Provenance-awareness is an important enabler for compliance to various regulations and practices, including Basle2, Sarbanes-Oxley, and HIPPA. If a person or organization is to be held accountable for something, then this typically includes being accountable for the source and reliability of relevant information. Thus provenance must be seen as an aspect of governance.

Provenance is also an important issue in complex B2B environments, where organizations are collaborating under imperfect trust. From a service-oriented point of view, I think what is most interesting about data provenance is not the collection and storage of provenance data, but the interrogation and use. This means we don't just want provenance-aware business processes (supported by provenance-aware application systems) but also provenance-aware objects and services. Some objects (especially documents, but possibly also physical objects with suitable RFID encoding) may contain and deliver their own provenance data, in some untamperable form. Web services may carry some security coding that allows the consumer to trust the declared provenance of the service and its data content. There are some important questions about composition and decomposition - how do we reason architecturally about the relationship between provenance at the process/application level and provenance at the service/object level?
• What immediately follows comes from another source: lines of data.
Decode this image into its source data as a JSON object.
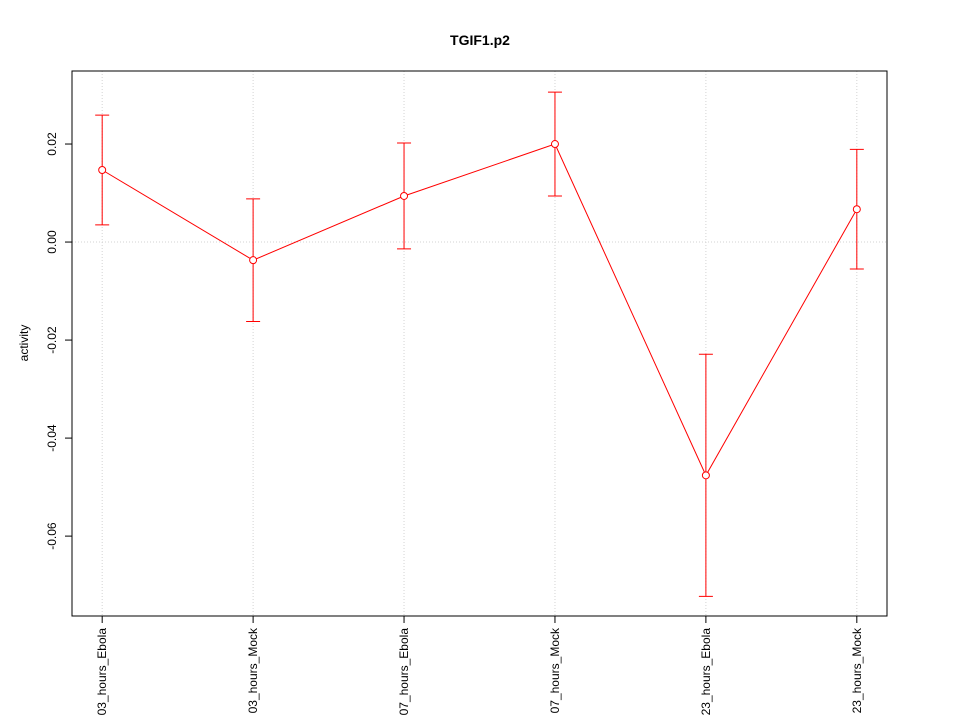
{
  "chart_data": {
    "type": "line",
    "title": "TGIF1.p2",
    "y_label": "activity",
    "categories": [
      "03_hours_Ebola",
      "03_hours_Mock",
      "07_hours_Ebola",
      "07_hours_Mock",
      "23_hours_Ebola",
      "23_hours_Mock"
    ],
    "series": [
      {
        "color": "#ff0000",
        "values": [
          0.0147,
          -0.0037,
          0.0094,
          0.02,
          -0.0476,
          0.0067
        ],
        "errors": [
          0.0112,
          0.0125,
          0.0108,
          0.0106,
          0.0247,
          0.0122
        ]
      }
    ],
    "ylim": [
      -0.0763,
      0.0349
    ],
    "yticks": [
      -0.06,
      -0.04,
      -0.02,
      {
        "value": 0,
        "label": "0.00"
      },
      0.02
    ],
    "reference_line": 0,
    "grid": true
  }
}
We also need an analysis and design methodology for provenance. How do you determine how much provenance data will be adequate to satisfy a given compliance requirement in a given context (surely standards cannot be expected to provide a complete answer to this) and how do you compose a suffiently provenance-aware business process either from provenance-aware services, or from normal services plus some additional provenancing services. Conversely, in the design of services to be consumed outside the enterprise, there are important analysis and design questions about the amount of provenance data you are prepared to expose to your service consumers. The EU project includes methodology as one of its deliverables, due sometime next year. In the meantime, IBM hopes that people will start to implement the provenance architecture, as described on the project website, and provide practical input.